Before you can run Packer, you will need to provide some credentials following one of the methods described in the Packer documentation. In my example I am using the Service Principal method, and your are expected to provide the following environment variables so that Packer can access Azure:
export ARM_CLIENT_ID=
export ARM_CLIENT_SECRET=
export ARM_SUBSCRIPTION_ID=
export ARM_TENANT_ID=
The image is created by using packer build
. Packer will instantiate a temporary VM, and will run the installation scripts and perform the other tasks following the configuration. It will then stop and capture the temporary VM, thus creating a VM Image. The name of the target image and resource group names can be modified in the JSON configuration file:
"managed_image_name": "build-agent-image",
"managed_image_resource_group_name": "vmss-build-pool",
Once the image is built, you are ready to create a VM Scale Set.
Deploying the Scale Set
According to the documentation for Virtual Machine Scale Sets (VMSS), “Azure virtual machine scale sets let you create and manage a group of identical, load balanced VMs. The number of VM instances can automatically increase or decrease in response to demand or a defined schedule. Scale sets provide high availability to your applications, and allow you to centrally manage, configure, and update a large number of VMs.”
Now that we have a VM Image, we can deploy a VM Scale Set based on that image. The azuredeploy.json
file contains an ARM Template that will deploy a Scale Set, passing some parameters that the start-agent.sh
script described above needs in order to configure the DevOps Agent. The script is executed on each node of the Scale Set by using the extensionProfile
element where a Custom Script Extension can be configured.
Before you can deploy the template, you will need to edit deploy-parameters.json
to change the following deployment parameters according to your environment:
adminUsername
: the name for the administrative user account to be created on the VM.adminPassword
: the password for the administrative user account.subnetId
: the resource ID of the Virtual Network subnet where the nodes will be created. You will need to create the Virtual Network and the subnet before deploying this template, using any method you prefer (Web Portal, CLI, etc.)managedImageResourceUri
: the resource ID of the custom VM image to use for the nodes. It is displayed in the Packer log after the image creation process is finished.agentOrgUrl
: the URL of the Azure DevOps organization.agentPat
: the Personal Access Token (PAT) used to configure the agent. Please read the Azure DevOps documentation about Personal Access Tokens.agentPool
: the name of the Agent Pool where the agent should register.

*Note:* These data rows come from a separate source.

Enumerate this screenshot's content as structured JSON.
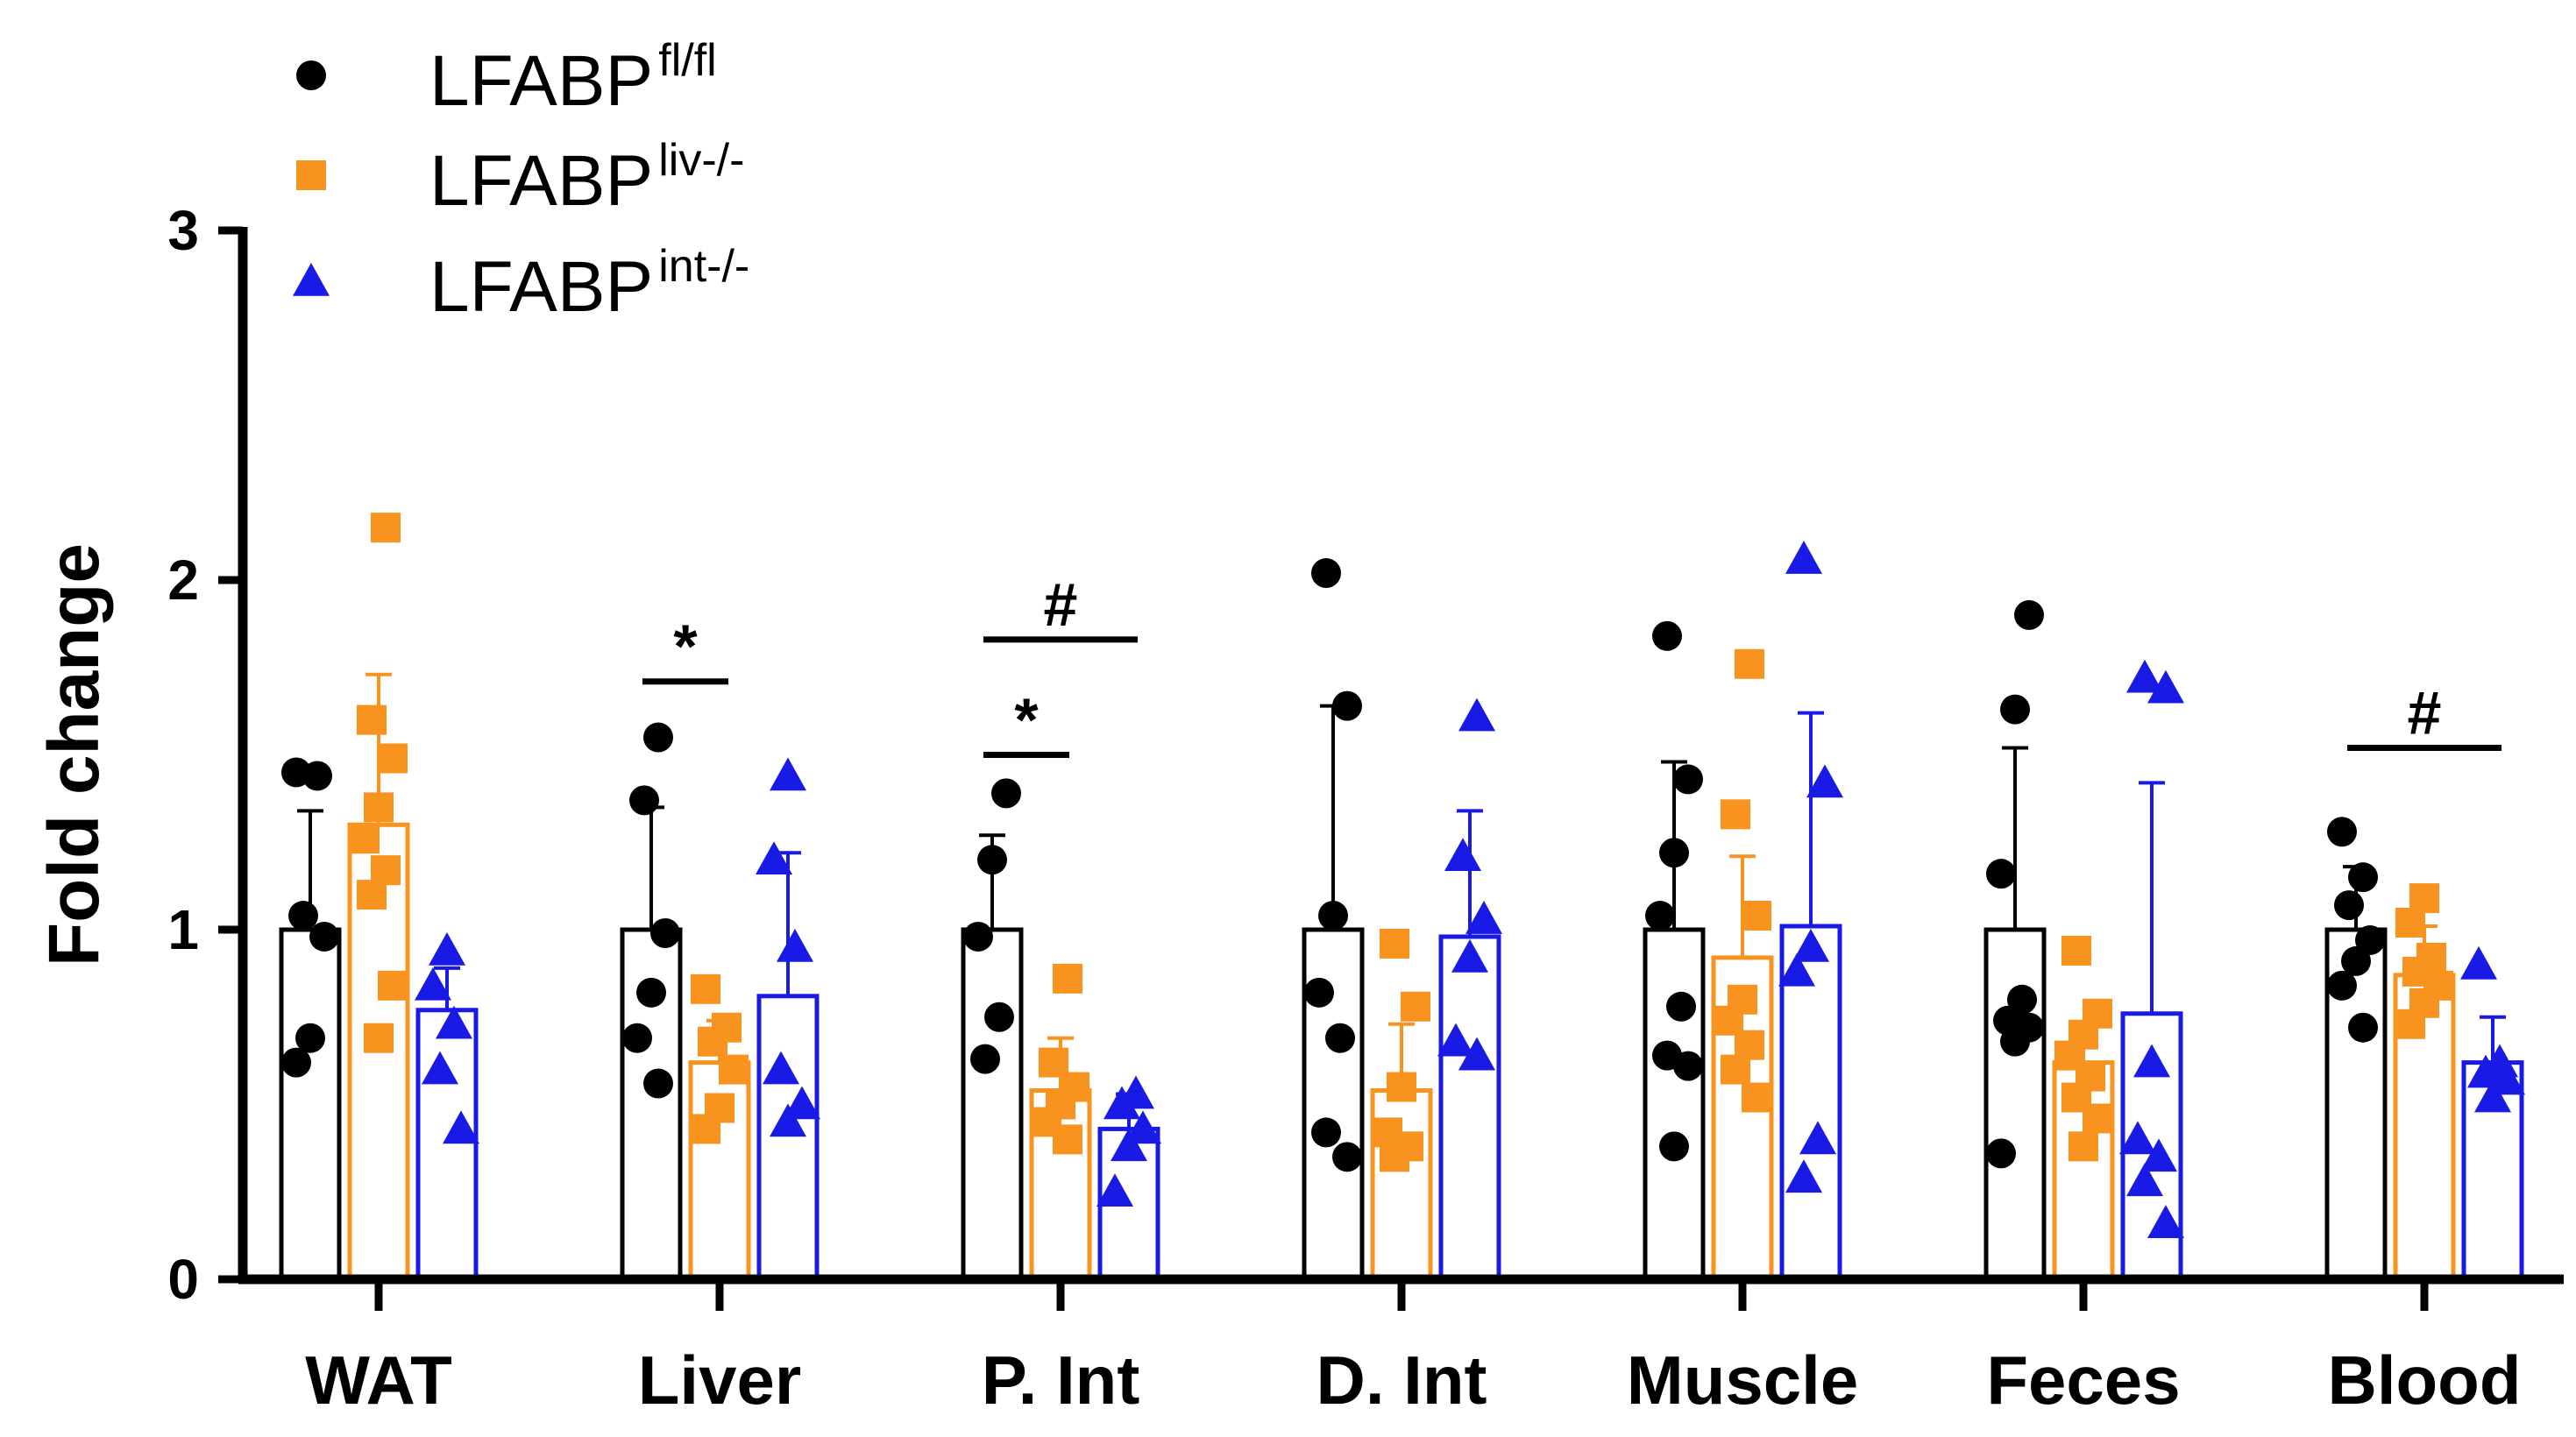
{
  "chart_data": {
    "type": "bar",
    "ylabel": "Fold change",
    "xlabel": "",
    "ylim": [
      0,
      3
    ],
    "yticks": [
      "0",
      "1",
      "2",
      "3"
    ],
    "categories": [
      "WAT",
      "Liver",
      "P. Int",
      "D. Int",
      "Muscle",
      "Feces",
      "Blood"
    ],
    "legend_position": "top-left",
    "series": [
      {
        "name": "LFABP",
        "sup": "fl/fl",
        "color": "#000000",
        "marker": "circle",
        "values": [
          1.0,
          1.0,
          1.0,
          1.0,
          1.0,
          1.0,
          1.0
        ],
        "sd": [
          0.34,
          0.35,
          0.27,
          0.64,
          0.48,
          0.52,
          0.18
        ],
        "points": [
          [
            0.62,
            0.69,
            0.98,
            1.04,
            1.44,
            1.45
          ],
          [
            0.56,
            0.69,
            0.82,
            0.99,
            1.37,
            1.55
          ],
          [
            0.63,
            0.75,
            0.98,
            1.2,
            1.39
          ],
          [
            0.35,
            0.42,
            0.69,
            0.82,
            1.04,
            1.64,
            2.02
          ],
          [
            0.38,
            0.61,
            0.64,
            0.78,
            1.04,
            1.22,
            1.43,
            1.84
          ],
          [
            0.36,
            0.68,
            0.72,
            0.74,
            0.8,
            1.16,
            1.63,
            1.9
          ],
          [
            0.72,
            0.84,
            0.91,
            0.97,
            1.07,
            1.15,
            1.28
          ]
        ]
      },
      {
        "name": "LFABP",
        "sup": "liv-/-",
        "color": "#F7931E",
        "marker": "square",
        "values": [
          1.3,
          0.62,
          0.54,
          0.54,
          0.92,
          0.62,
          0.87
        ],
        "sd": [
          0.43,
          0.12,
          0.15,
          0.19,
          0.29,
          0.09,
          0.14
        ],
        "points": [
          [
            0.69,
            0.84,
            1.1,
            1.17,
            1.26,
            1.35,
            1.49,
            1.6,
            2.15
          ],
          [
            0.43,
            0.49,
            0.6,
            0.68,
            0.72,
            0.83
          ],
          [
            0.4,
            0.45,
            0.5,
            0.55,
            0.62,
            0.86
          ],
          [
            0.35,
            0.38,
            0.42,
            0.55,
            0.78,
            0.96
          ],
          [
            0.52,
            0.6,
            0.67,
            0.74,
            0.8,
            1.04,
            1.33,
            1.76
          ],
          [
            0.38,
            0.46,
            0.52,
            0.58,
            0.64,
            0.7,
            0.76,
            0.94
          ],
          [
            0.73,
            0.79,
            0.84,
            0.88,
            0.92,
            1.02,
            1.09
          ]
        ]
      },
      {
        "name": "LFABP",
        "sup": "int-/-",
        "color": "#1A1AE6",
        "marker": "triangle",
        "values": [
          0.77,
          0.81,
          0.43,
          0.98,
          1.01,
          0.76,
          0.62
        ],
        "sd": [
          0.12,
          0.41,
          0.1,
          0.36,
          0.61,
          0.66,
          0.13
        ],
        "points": [
          [
            0.43,
            0.6,
            0.73,
            0.84,
            0.94
          ],
          [
            0.45,
            0.5,
            0.6,
            0.95,
            1.2,
            1.44
          ],
          [
            0.25,
            0.38,
            0.43,
            0.5,
            0.53
          ],
          [
            0.64,
            0.68,
            0.92,
            1.03,
            1.21,
            1.61
          ],
          [
            0.29,
            0.4,
            0.88,
            0.95,
            1.42,
            2.06
          ],
          [
            0.16,
            0.28,
            0.35,
            0.4,
            0.62,
            1.69,
            1.72
          ],
          [
            0.52,
            0.57,
            0.59,
            0.62,
            0.9
          ]
        ]
      }
    ],
    "annotations": [
      {
        "label": "*",
        "category_index": 1,
        "from_series": 0,
        "to_series": 1,
        "y": 1.71
      },
      {
        "label": "#",
        "category_index": 2,
        "from_series": 0,
        "to_series": 2,
        "y": 1.83
      },
      {
        "label": "*",
        "category_index": 2,
        "from_series": 0,
        "to_series": 1,
        "y": 1.5
      },
      {
        "label": "#",
        "category_index": 6,
        "from_series": 0,
        "to_series": 2,
        "y": 1.52
      }
    ]
  }
}
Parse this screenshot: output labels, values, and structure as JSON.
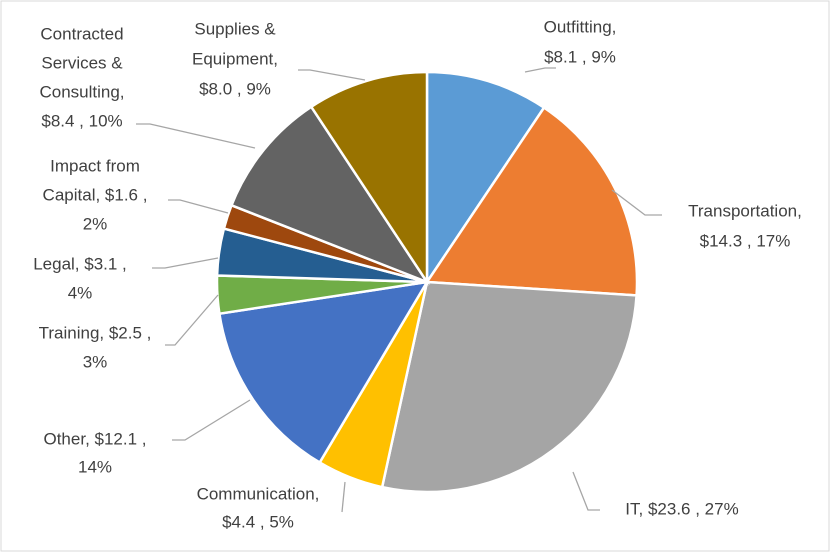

You can also look at the following element in azuredeploy.json
to modify the capacity of the Scale Set (i.e. number of nodes) and the VM SKU to use (i.e. the type and size of the VM). As you can see, in my example I am deploying two Standard_F4s_v2 nodes.
"sku": {
"name": "Standard_F4s_v2",
"capacity": 2
}
You can then deploy the template, for example using the Azure CLI:
az group deployment create -g vmss-build-pool \
--template-file azuredeploy.json \
--parameters @deploy-parameters.json
Once the template is deployed, you should see new build agents appear in the pool that you selected. If you scale up the Scale Set, even more agents will be added.
Caveat: if you scale down the Scale Set, the agents will become inactive (since the nodes will be deleted), but they will still be visible in the pool. I have not yet implemented a way to remove the node from the DevOps pool on scale down.
Conclusion
You will find all the source code in the following GitHub repo: https://github.com/tomconte/vmss-build-pool
One additional configuration that could be added to the VMSS template is a set of autoscaling rules so that the number of nodes will automatically scale up and down based on a set of metrics, for example CPU utilization.